At dose level 2, 3 of 4 participants had increases of β-Gal activity to normal levels for up to 12 months.
New interim data from the phase 1/2 Imagine-1 trial (NCT04713475)of PBGM01 (Passage Bio) gene therapy delivered via intracisternal magna injectionhas demonstrated dose-dependent improvements in key cerebrospinal fluid biomarkers in patients with early and late infantile GM1 gangliosidosis.
"We are highly encouraged by the compelling data emerging from our Imagine-1 study, with results underscoring the potential of PBGM01 to be a transformative therapy for GM1 patients,” William Chou, MD, president and chief executive officer, Passage Bio, said in a statement. “Updated data from the first eight treated patients show that PGBM01 continues to have a favorable safety profile, is well tolerated and shows initial evidence of improved survival relative to what is predicted by the natural history of the disease. Furthermore, Dose 2 of PBGM01 has shown the ability to achieve healthy control levels of β-Gal activity and GM1 gangliosides in CSF, with durability up to 12 months after treatment.”
Investigators in Imagine-1 study found that there were no treatment-related serious adverse events (AEs) during patient follow-up of 8 to 28 months and all were mild-to-moderate. There were no complications related to ICM administration, no clinically significant changes in liver function requiring intervention, and no evidence of dorsal root ganglion toxicity. PBGM01 had a favorable immunological profile with no clinically significant immune responses.
In assessing preliminary efficacy, investigators found initial evidence of improved survival compared to natural history data, with 100% of infantile patients (n = 3) surviving beyond 20 months as compared with natural history data (n = 154) that showed a mean survival of 18.9 months, although the cohort’s sample size is very small. Biomarker analyses showed robust and durable increases in CSF β-Galactosidase (β-Gal) with dose 2 of PBGM01. At this dose level, 3 of 4 participants had a 4.7-16.1x increase in CSF β-Gal activity at 30 days posttreatment, which exceeds average levels in healthy adults or natural history data of GM1. This increased activity was sustained for up to 12 months. Concurrently, participants in this dose cohort had decreased CSF GM1 ganglioside levels which reached normal adult levels at 1 year posttreatment and has continued to decline. These effects were stronger in dose 2 than 1, showing a dose-dependent effect.

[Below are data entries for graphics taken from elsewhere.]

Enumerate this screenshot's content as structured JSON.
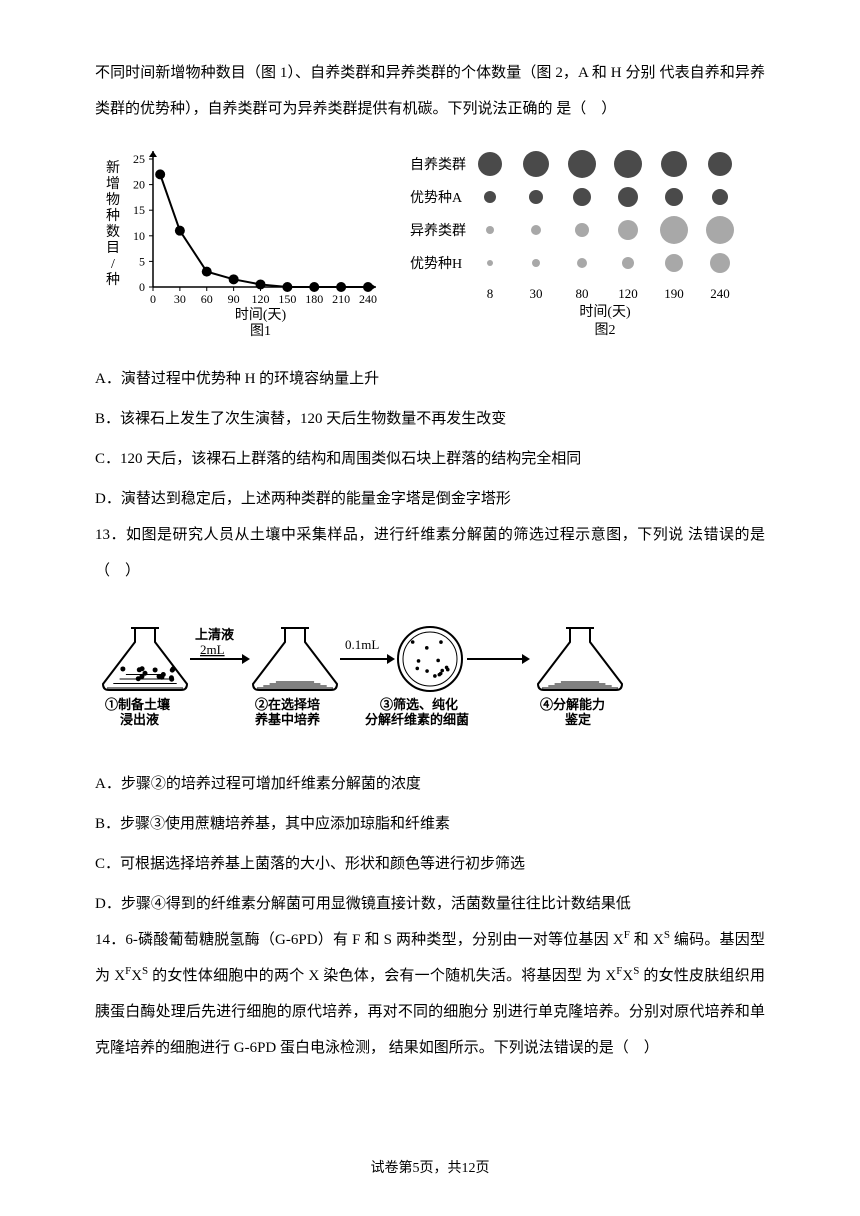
{
  "intro": {
    "line1": "不同时间新增物种数目（图 1）、自养类群和异养类群的个体数量（图 2，A 和 H 分别",
    "line2": "代表自养和异养类群的优势种），自养类群可为异养类群提供有机碳。下列说法正确的",
    "line3": "是（　）"
  },
  "fig1": {
    "xlabel": "时间(天)",
    "ylabel": "新增物种数目/种",
    "caption": "图1",
    "xticks": [
      0,
      30,
      60,
      90,
      120,
      150,
      180,
      210,
      240
    ],
    "yticks": [
      0,
      5,
      10,
      15,
      20,
      25
    ],
    "points": [
      {
        "x": 8,
        "y": 22
      },
      {
        "x": 30,
        "y": 11
      },
      {
        "x": 60,
        "y": 3
      },
      {
        "x": 90,
        "y": 1.5
      },
      {
        "x": 120,
        "y": 0.5
      },
      {
        "x": 150,
        "y": 0
      },
      {
        "x": 180,
        "y": 0
      },
      {
        "x": 210,
        "y": 0
      },
      {
        "x": 240,
        "y": 0
      }
    ],
    "line_color": "#000000",
    "marker_size": 5,
    "background": "#ffffff"
  },
  "fig2": {
    "caption": "图2",
    "xlabel": "时间(天)",
    "row_labels": [
      "自养类群",
      "优势种A",
      "异养类群",
      "优势种H"
    ],
    "xticks": [
      "8",
      "30",
      "80",
      "120",
      "190",
      "240"
    ],
    "rows": [
      {
        "color": "#4a4a4a",
        "radii": [
          12,
          13,
          14,
          14,
          13,
          12
        ]
      },
      {
        "color": "#4a4a4a",
        "radii": [
          6,
          7,
          9,
          10,
          9,
          8
        ]
      },
      {
        "color": "#a8a8a8",
        "radii": [
          4,
          5,
          7,
          10,
          14,
          14
        ]
      },
      {
        "color": "#a8a8a8",
        "radii": [
          3,
          4,
          5,
          6,
          9,
          10
        ]
      }
    ],
    "col_spacing": 46,
    "row_spacing": 33
  },
  "q12_options": {
    "a": "A．演替过程中优势种 H 的环境容纳量上升",
    "b": "B．该裸石上发生了次生演替，120 天后生物数量不再发生改变",
    "c": "C．120 天后，该裸石上群落的结构和周围类似石块上群落的结构完全相同",
    "d": "D．演替达到稳定后，上述两种类群的能量金字塔是倒金字塔形"
  },
  "q13": {
    "stem1": "13．如图是研究人员从土壤中采集样品，进行纤维素分解菌的筛选过程示意图，下列说",
    "stem2": "法错误的是（　）",
    "labels": {
      "flask1_top": "上清液",
      "flask1_vol": "2mL",
      "step1a": "①制备土壤",
      "step1b": "浸出液",
      "step2a": "②在选择培",
      "step2b": "养基中培养",
      "vol2": "0.1mL",
      "step3a": "③筛选、纯化",
      "step3b": "分解纤维素的细菌",
      "step4a": "④分解能力",
      "step4b": "鉴定"
    },
    "options": {
      "a": "A．步骤②的培养过程可增加纤维素分解菌的浓度",
      "b": "B．步骤③使用蔗糖培养基，其中应添加琼脂和纤维素",
      "c": "C．可根据选择培养基上菌落的大小、形状和颜色等进行初步筛选",
      "d": "D．步骤④得到的纤维素分解菌可用显微镜直接计数，活菌数量往往比计数结果低"
    }
  },
  "q14": {
    "line1_a": "14．6-磷酸葡萄糖脱氢酶（G-6PD）有 F 和 S 两种类型，分别由一对等位基因 X",
    "line1_f": "F",
    "line1_b": " 和 X",
    "line1_s": "S",
    "line2_a": "编码。基因型为 X",
    "line2_f": "F",
    "line2_b": "X",
    "line2_s": "S",
    "line2_c": " 的女性体细胞中的两个 X 染色体，会有一个随机失活。将基因型",
    "line3_a": "为 X",
    "line3_f": "F",
    "line3_b": "X",
    "line3_s": "S",
    "line3_c": " 的女性皮肤组织用胰蛋白酶处理后先进行细胞的原代培养，再对不同的细胞分",
    "line4": "别进行单克隆培养。分别对原代培养和单克隆培养的细胞进行 G-6PD 蛋白电泳检测，",
    "line5": "结果如图所示。下列说法错误的是（　）"
  },
  "footer": "试卷第5页，共12页"
}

Imagine-1 is an open-label, dose-escalation study evaluating the AVhu68 gene therapy PBGM01 in six cohorts of pediatric participants with early and late infantile GM1. GM1 is a rare, fatal lysosomal storage disease in which patients have very low β-Gal activity due to mutations in the GLB1 gene. Imagine-1 is primarily assessing safety and tolerability of PBGM01 gene therapy as well as efficacy and ability to restore β-Gal activity. PBGM01 has been granted Fast Track, Orphan Drug (OD), and Rare Pediatric Disease designations from the FDA and OD designation from the European Commission.
Imagine-1 has finished enrollment at the first 2 dose levels and has treated the first participant at dose level 3. The trial is recruiting patients with late infantile and early infantile GM1 for cohorts evaluating dose level 3. Initial safety and biomarker data from dose level 3 are expected by mid-2024.
“Our momentum in the Imagine-1 study continues to be strong as the program progresses to evaluate its highest dose level, Dose 3, in patients with early and late infantile GM1,” Chou added. “We are excited to share that we have treated the first patient at Dose 3, and we are actively recruiting additional patients at clinical trial sites across multiple countries. We look forward to sharing initial data from Dose 3 patients by mid-2024 and want to express our deepest gratitude for the dedication and collaboration demonstrated by the families and investigators who have participated in our Imagine-1 trial.”